Alan Watts, warts and all, gave me an excuse to not worry about things. He gave me a reason to stop the spinning brain cycles I spent worrying about things I could control and things I couldn’t. The solution to indecision is to decide. The cure for anxiety is information. Even more startlingly, the enemy of worry is action.

Don’t sit and stew, plan and do

The above is a quote from my therapist, who might have gotten it from somewhere else, but I learned it from him. It’s a nice summation of cognitive behavioral therapy. Rather than baste in our own juices, or masticate the gristle of our worries, devise a solution to your problems and execute it. When I learned this, when I really absorbed this lesson, it was likely the first of many revelations I would have in that office. This is how it works: you’re worried about that mole on your arm, the one that looks funny. You can sit in misery and worry about having cancer, or you can go to a doctor. This won’t prevent you from getting cancer, but it will eliminate the worry. It might lead you to additional worrying that you might die from the cancer you might have, but there’s a long way between a diagnosis and death. The point is nicely summarized by this quote from Alan Watts: “No amount of anxiety makes any difference to anything that is going to happen.”

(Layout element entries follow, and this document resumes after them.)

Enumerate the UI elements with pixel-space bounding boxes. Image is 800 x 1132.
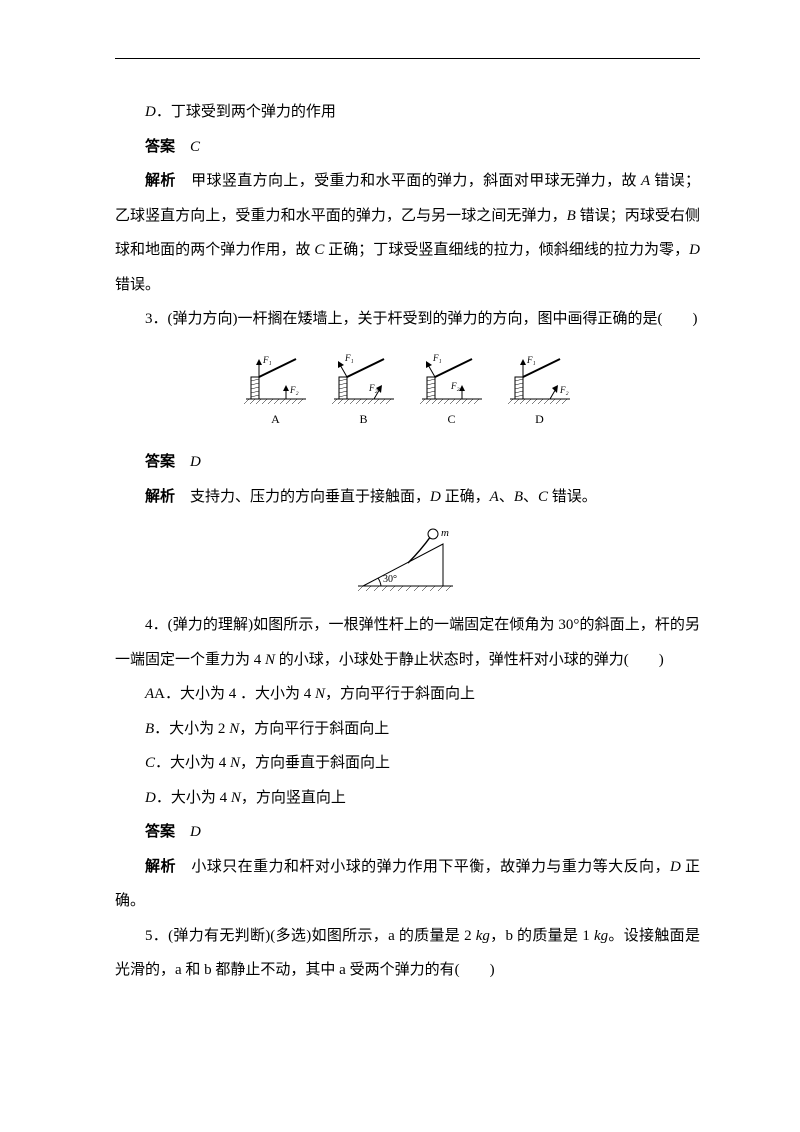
diagram-b: F₁ F₂ B	[329, 349, 399, 434]
diagram-a: F₁ F₂ A	[241, 349, 311, 434]
option-d-line: D．丁球受到两个弹力的作用	[115, 95, 700, 130]
svg-text:F₁: F₁	[262, 355, 272, 365]
q-text: ，b 的质量是 1	[490, 928, 594, 944]
svg-text:F₂: F₂	[559, 385, 569, 395]
option-ref: D	[689, 242, 700, 258]
figure-row-q3: F₁ F₂ A F₁ F₂ B	[115, 349, 700, 434]
exp-text: 、	[523, 489, 538, 505]
answer-3: 答案 D	[115, 445, 700, 480]
option-ref: B	[514, 489, 523, 505]
answer-label: 答案	[145, 824, 175, 840]
answer-2: 答案 C	[115, 130, 700, 165]
opt-text: ，方向平行于斜面向上	[325, 686, 475, 702]
option-ref: A	[490, 489, 499, 505]
option-ref: C	[538, 489, 548, 505]
diagram-label: A	[271, 406, 280, 434]
diagram-label: C	[447, 406, 455, 434]
option-ref: B	[567, 208, 576, 224]
exp-text: 错误。	[115, 277, 160, 293]
unit: N	[230, 755, 240, 771]
question-5: 5．(弹力有无判断)(多选)如图所示，a 的质量是 2 kg，b 的质量是 1 …	[115, 919, 700, 988]
unit: kg	[476, 928, 490, 944]
svg-text:F₂: F₂	[450, 381, 460, 391]
option-ref: A	[641, 173, 650, 189]
option-a: AA．大小为 4 A．大小为 4 ．大小为 4 N，方向平行于斜面向上	[115, 677, 700, 712]
q-text: 5．(弹力有无判断)(多选)如图所示，a 的质量是 2	[145, 928, 476, 944]
answer-value: C	[190, 139, 200, 155]
option-ref: C	[314, 242, 324, 258]
explanation-label: 解析	[145, 859, 176, 875]
option-d: D．大小为 4 N，方向竖直向上	[115, 781, 700, 816]
figure-q4: m 30°	[115, 526, 700, 596]
option-ref: D	[430, 489, 441, 505]
exp-text: 正确，	[441, 489, 490, 505]
exp-text: 错误。	[548, 489, 597, 505]
document-content: D．丁球受到两个弹力的作用 答案 C 解析 甲球竖直方向上，受重力和水平面的弹力…	[115, 60, 700, 988]
explanation-4: 解析 小球只在重力和杆对小球的弹力作用下平衡，故弹力与重力等大反向，D 正确。	[115, 850, 700, 919]
unit: N	[229, 721, 239, 737]
question-3: 3．(弹力方向)一杆搁在矮墙上，关于杆受到的弹力的方向，图中画得正确的是( )	[115, 302, 700, 337]
diagram-d: F₁ F₂ D	[505, 349, 575, 434]
explanation-3: 解析 支持力、压力的方向垂直于接触面，D 正确，A、B、C 错误。	[115, 480, 700, 515]
answer-value: D	[190, 824, 201, 840]
opt-text: ，方向平行于斜面向上	[239, 721, 389, 737]
svg-text:F₁: F₁	[344, 353, 354, 363]
exp-text: 、	[499, 489, 514, 505]
exp-text: 甲球竖直方向上，受重力和水平面的弹力，斜面对甲球无弹力，故	[191, 173, 641, 189]
answer-4: 答案 D	[115, 815, 700, 850]
exp-text: 正确；丁球受竖直细线的拉力，倾斜细线的拉力为零，	[324, 242, 689, 258]
unit: N	[231, 790, 241, 806]
diagram-label: B	[359, 406, 367, 434]
answer-value: D	[190, 454, 201, 470]
unit: N	[265, 652, 275, 668]
unit: N	[315, 686, 325, 702]
diagram-label: D	[535, 406, 544, 434]
opt-text: ，方向竖直向上	[241, 790, 346, 806]
answer-label: 答案	[145, 454, 175, 470]
svg-text:F₂: F₂	[368, 383, 378, 393]
answer-label: 答案	[145, 139, 175, 155]
option-b: B．大小为 2 N，方向平行于斜面向上	[115, 712, 700, 747]
exp-text: 支持力、压力的方向垂直于接触面，	[190, 489, 430, 505]
top-border-line	[115, 58, 700, 59]
q-text: 的小球，小球处于静止状态时，弹性杆对小球的弹力( )	[275, 652, 664, 668]
exp-text: 小球只在重力和杆对小球的弹力作用下平衡，故弹力与重力等大反向，	[191, 859, 670, 875]
question-4: 4．(弹力的理解)如图所示，一根弹性杆上的一端固定在倾角为 30°的斜面上，杆的…	[115, 608, 700, 677]
explanation-label: 解析	[145, 489, 175, 505]
option-ref: D	[670, 859, 681, 875]
svg-text:30°: 30°	[383, 574, 397, 585]
svg-text:m: m	[441, 527, 449, 539]
svg-text:F₂: F₂	[289, 385, 299, 395]
svg-text:F₁: F₁	[432, 353, 442, 363]
option-c: C．大小为 4 N，方向垂直于斜面向上	[115, 746, 700, 781]
explanation-label: 解析	[145, 173, 176, 189]
explanation-2: 解析 甲球竖直方向上，受重力和水平面的弹力，斜面对甲球无弹力，故 A 错误；乙球…	[115, 164, 700, 302]
svg-text:F₁: F₁	[526, 355, 536, 365]
opt-text: ，方向垂直于斜面向上	[240, 755, 390, 771]
diagram-c: F₁ F₂ C	[417, 349, 487, 434]
unit: kg	[594, 928, 608, 944]
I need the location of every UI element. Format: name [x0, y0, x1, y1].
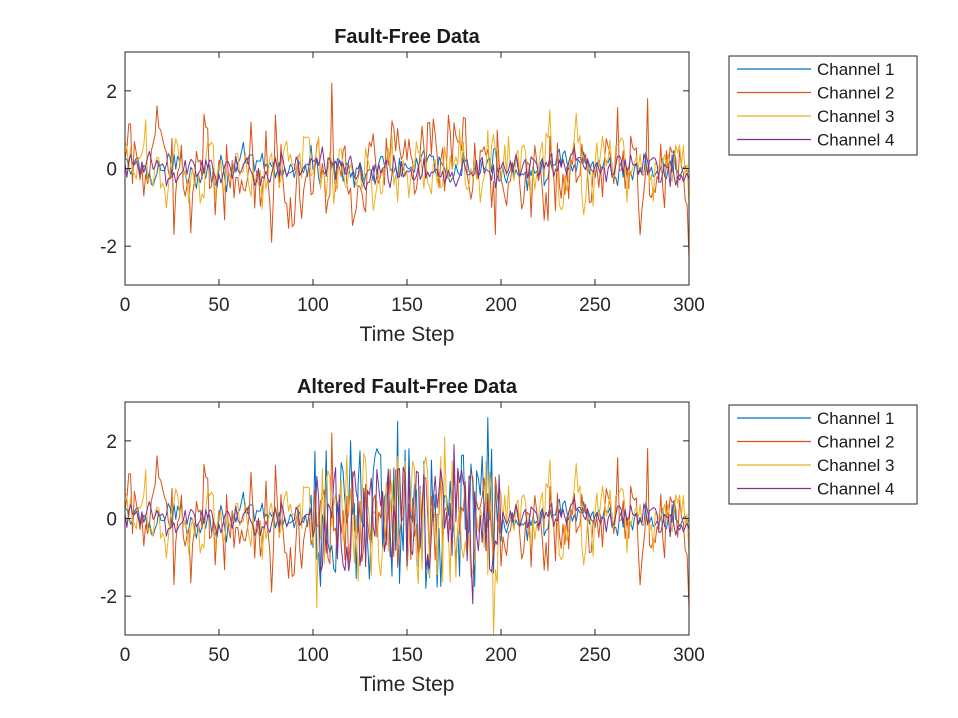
legend-label: Channel 4 — [817, 131, 895, 150]
x-tick-label: 200 — [485, 645, 517, 666]
x-tick-label: 100 — [297, 295, 329, 316]
legend: Channel 1 Channel 2 Channel 3 Channel 4 — [728, 404, 918, 505]
x-axis-label: Time Step — [360, 323, 455, 346]
x-tick-label: 0 — [120, 295, 131, 316]
legend-label: Channel 1 — [817, 60, 895, 79]
series-line-3 — [125, 109, 689, 216]
y-tick-label: 2 — [106, 432, 117, 453]
legend-box — [728, 404, 918, 505]
x-axis: 0 50 100 150 200 250 300 — [120, 52, 705, 316]
y-tick-label: 2 — [106, 82, 117, 103]
y-axis: -2 0 2 — [100, 432, 689, 608]
legend-label: Channel 2 — [817, 84, 895, 103]
legend-label: Channel 3 — [817, 456, 895, 475]
legend-label: Channel 4 — [817, 480, 895, 499]
x-tick-label: 300 — [673, 295, 705, 316]
series-line-1 — [125, 141, 689, 193]
series-line-2 — [125, 82, 689, 258]
x-tick-label: 150 — [391, 645, 423, 666]
legend-label: Channel 2 — [817, 433, 895, 452]
chart-title: Altered Fault-Free Data — [297, 376, 518, 398]
series-line-3 — [125, 436, 689, 635]
y-tick-label: -2 — [100, 587, 117, 608]
y-tick-label: 0 — [106, 160, 117, 181]
series-group — [125, 82, 689, 258]
legend-label: Channel 3 — [817, 107, 895, 126]
series-line-4 — [125, 444, 689, 605]
x-tick-label: 250 — [579, 645, 611, 666]
subplot-1: Fault-Free Data -202 0 50 100 150 200 250 300 … — [100, 26, 918, 346]
chart-title: Fault-Free Data — [334, 26, 480, 48]
x-tick-label: 50 — [208, 295, 229, 316]
legend-box — [728, 55, 918, 156]
x-tick-label: 150 — [391, 295, 423, 316]
y-axis: -2 0 2 — [100, 82, 689, 258]
legend: Channel 1 Channel 2 Channel 3 Channel 4 — [728, 55, 918, 156]
x-tick-label: 300 — [673, 645, 705, 666]
series-line-4 — [125, 146, 689, 191]
x-axis-label: Time Step — [360, 673, 455, 696]
x-tick-label: 250 — [579, 295, 611, 316]
x-tick-label: 200 — [485, 295, 517, 316]
legend-label: Channel 1 — [817, 409, 895, 428]
x-tick-label: 50 — [208, 645, 229, 666]
subplot-2: Altered Fault-Free Data -2 0 2 0 50 100 150 20… — [100, 376, 918, 696]
series-group — [125, 417, 689, 635]
x-tick-label: 0 — [120, 645, 131, 666]
y-tick-label: 0 — [106, 510, 117, 531]
y-tick-label: -2 — [100, 237, 117, 258]
x-tick-label: 100 — [297, 645, 329, 666]
x-axis: 0 50 100 150 200 250 300 — [120, 402, 705, 666]
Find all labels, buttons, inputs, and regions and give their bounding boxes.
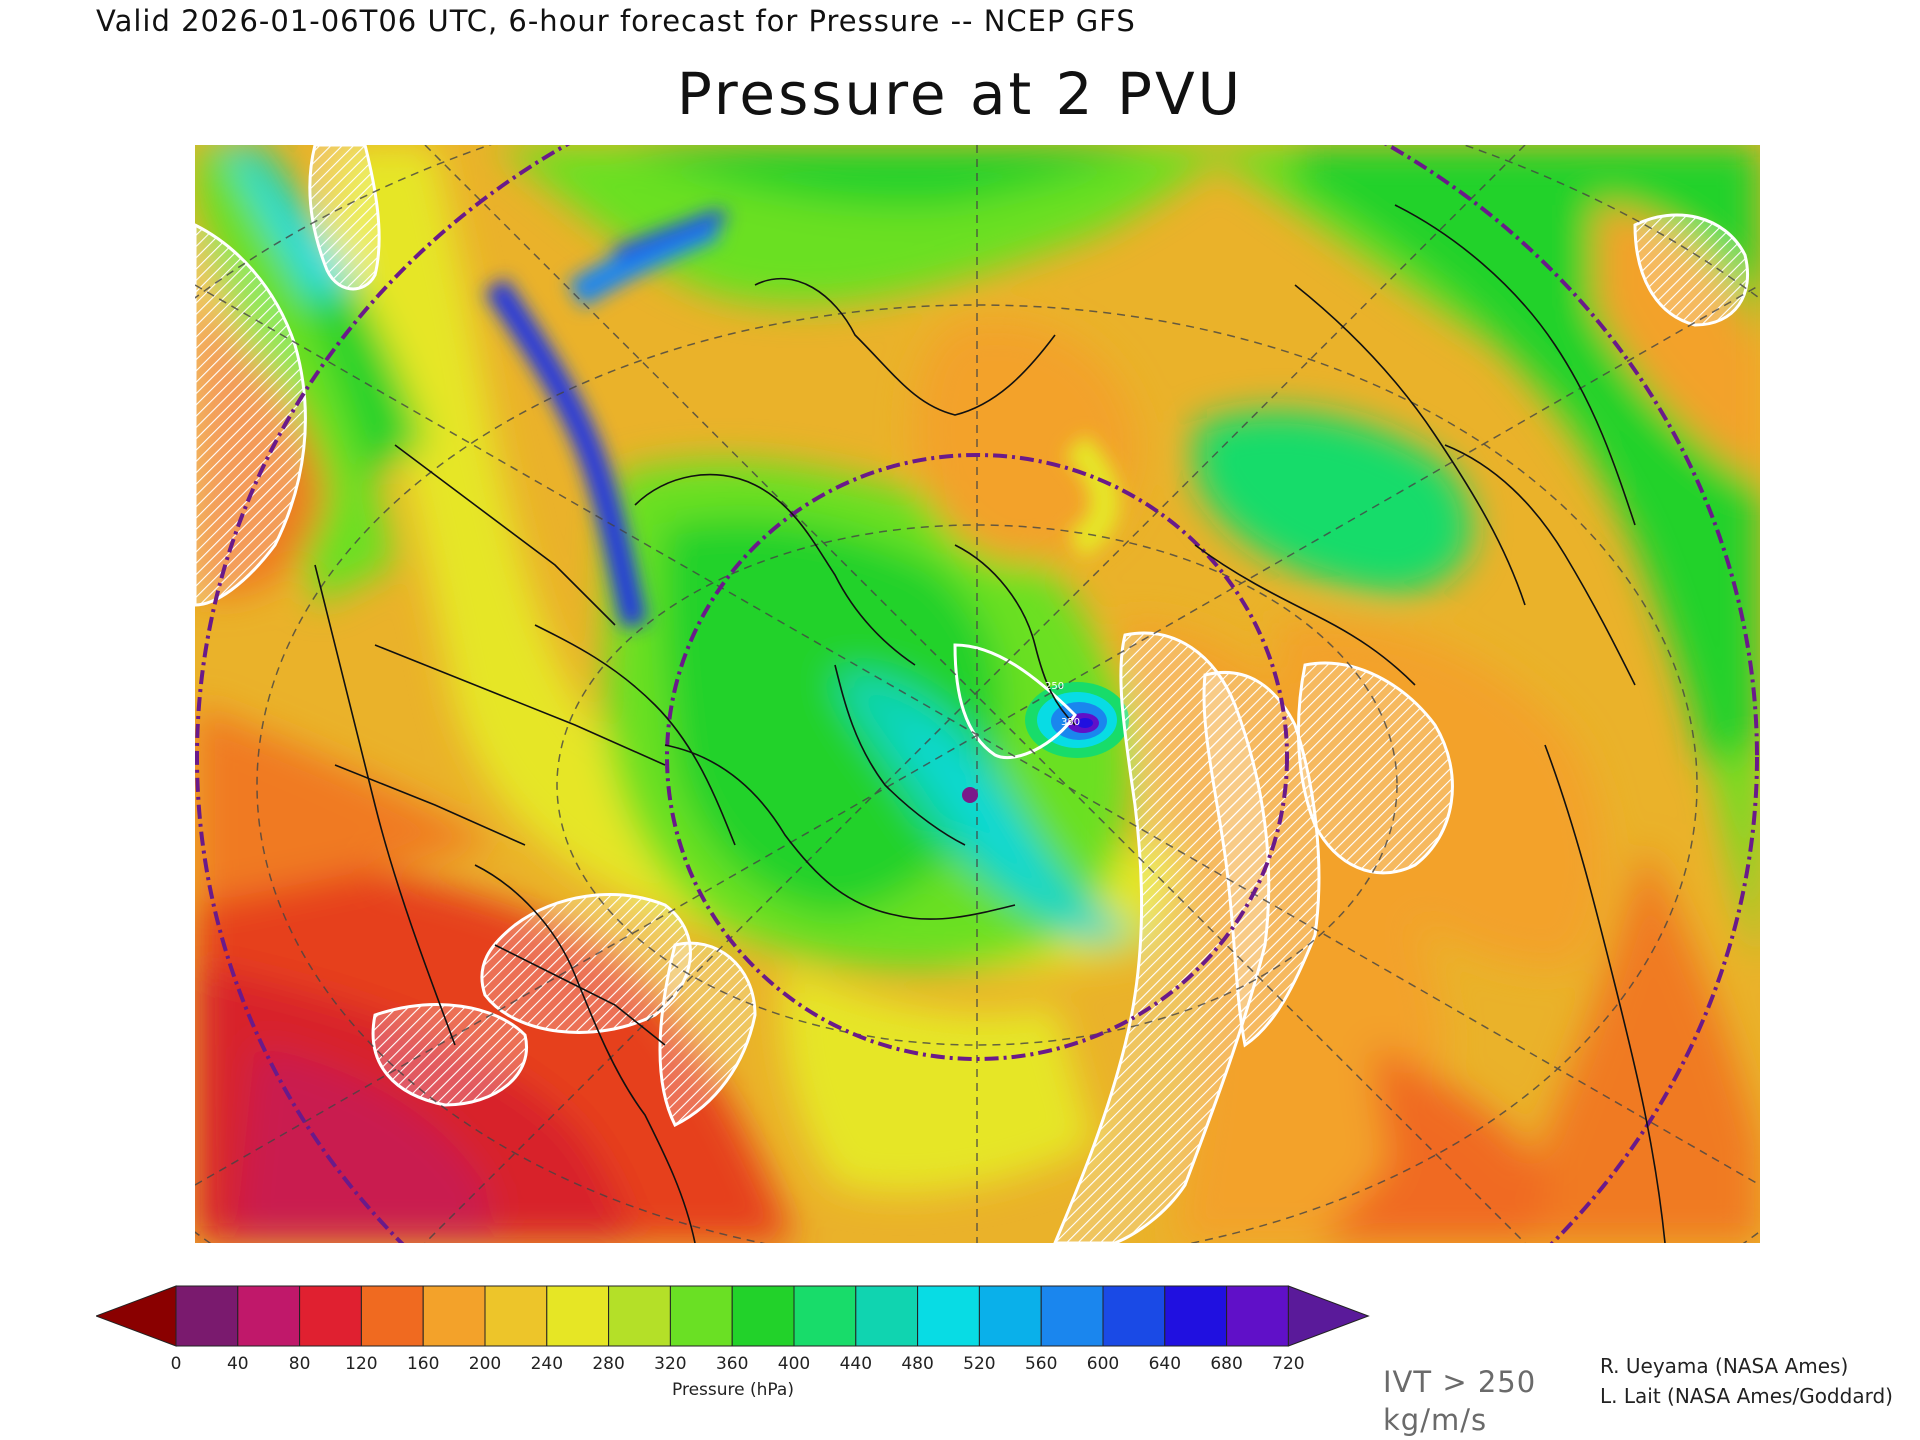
colorbar-cell — [1164, 1285, 1228, 1347]
colorbar-tick-label: 240 — [530, 1354, 564, 1374]
colorbar-cell — [978, 1285, 1042, 1347]
colorbar-tick-label: 120 — [345, 1354, 378, 1374]
credit-line-2: L. Lait (NASA Ames/Goddard) — [1600, 1384, 1893, 1408]
colorbar-tick-label: 560 — [1024, 1354, 1058, 1374]
credit-line-1: R. Ueyama (NASA Ames) — [1600, 1354, 1849, 1378]
purple-reference-circles — [195, 145, 1759, 1243]
lat-lon-grid — [195, 145, 1760, 1243]
colorbar-cell — [237, 1285, 301, 1347]
colorbar-cell — [422, 1285, 486, 1347]
colorbar-cell — [546, 1285, 610, 1347]
ivt-legend-line1: IVT > 250 — [1383, 1365, 1537, 1399]
valid-time-header: Valid 2026-01-06T06 UTC, 6-hour forecast… — [96, 4, 1136, 38]
colorbar-cell — [360, 1285, 424, 1347]
map-title: Pressure at 2 PVU — [676, 60, 1244, 128]
contour-label-250: 250 — [1045, 681, 1064, 692]
colorbar-cell — [1040, 1285, 1104, 1347]
contour-label-350: 350 — [1061, 717, 1080, 728]
colorbar-tick-label: 40 — [226, 1354, 249, 1374]
colorbar-tick-label: 320 — [654, 1354, 687, 1374]
colorbar-tick-label: 360 — [715, 1354, 749, 1374]
colorbar-tick-label: 160 — [406, 1354, 440, 1374]
colorbar-cell — [608, 1285, 671, 1347]
colorbar-cell — [175, 1285, 239, 1347]
colorbar-tick-label: 640 — [1148, 1354, 1182, 1374]
pressure-map: 250 350 — [195, 145, 1760, 1243]
coastlines — [314, 204, 1666, 1243]
colorbar-tick-label: 520 — [963, 1354, 996, 1374]
colorbar-tick-label: 600 — [1086, 1354, 1120, 1374]
colorbar-tick-label: 440 — [839, 1354, 873, 1374]
colorbar-cell — [1226, 1285, 1289, 1347]
colorbar-tick-label: 480 — [901, 1354, 934, 1374]
purple-station-dot — [962, 787, 978, 803]
colorbar-tick-label: 680 — [1210, 1354, 1243, 1374]
colorbar-over-arrow — [1287, 1285, 1370, 1347]
colorbar-cell — [917, 1285, 980, 1347]
colorbar-cell — [1102, 1285, 1166, 1347]
ivt-legend: IVT > 250 kg/m/s — [1383, 1363, 1536, 1439]
colorbar-tick-label: 0 — [170, 1354, 182, 1374]
colorbar-cell — [793, 1285, 857, 1347]
colorbar-under-arrow — [96, 1285, 177, 1347]
colorbar-tick-label: 80 — [288, 1354, 311, 1374]
colorbar-tick-label: 200 — [468, 1354, 502, 1374]
colorbar-cell — [299, 1285, 362, 1347]
ivt-overlay — [195, 145, 1750, 1243]
colorbar-cell — [484, 1285, 548, 1347]
colorbar-unit-label: Pressure (hPa) — [672, 1380, 794, 1400]
ivt-legend-line2: kg/m/s — [1383, 1403, 1488, 1437]
colorbar-tick-label: 280 — [592, 1354, 625, 1374]
map-canvas: 250 350 — [195, 145, 1760, 1243]
colorbar-cell — [855, 1285, 919, 1347]
colorbar-tick-label: 400 — [777, 1354, 811, 1374]
pressure-colorbar — [96, 1285, 1370, 1347]
colorbar-tick-label: 720 — [1272, 1354, 1305, 1374]
colorbar-cell — [731, 1285, 795, 1347]
colorbar-cell — [669, 1285, 733, 1347]
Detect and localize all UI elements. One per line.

If I dig a bit deeper in my own biases, I can see a tendency toward Zen Buddhism specifically for its similarity to the cognitive therapy that has been responsible for so much of my personal growth. They both speak to the importance of reason and clear thinking. My life got measurably better when I started internalizing those concepts.

Thank you for reading, dear reader. This is the longest one yet, and I hope I didn’t bore you.


  1. What we don’t see is another revelation — Han Solo changes his mind about the Rebellion and comes back to rescue Luke. He, too, trusted his feelings.

  2. People like to criticize this movie for the apparent plot hole that aliens vulnerable to water decided to invade a planet covered in it. I take issue with those who take issue with this because they’re missing the entire point of the movie: there are no coincidences. They picked a planet with water so they could be defeated by clever humans who noticed they were vulnerable to it. The Pastor’s wife had a dying revelation that her husband had to “see” and that Merrill needed to swing. Their daughter left glasses of water around the house specifically so Merrill had a ready supply of ammunition. Her brother had asthma specifically so his lungs would be closed when the alien unleashed its poisonous gas into his face. The unlikely coincidences of the final act of the movie are entirely the point the movie is making: there are no coincidences, and the universe might actually have some meaning behind it after all.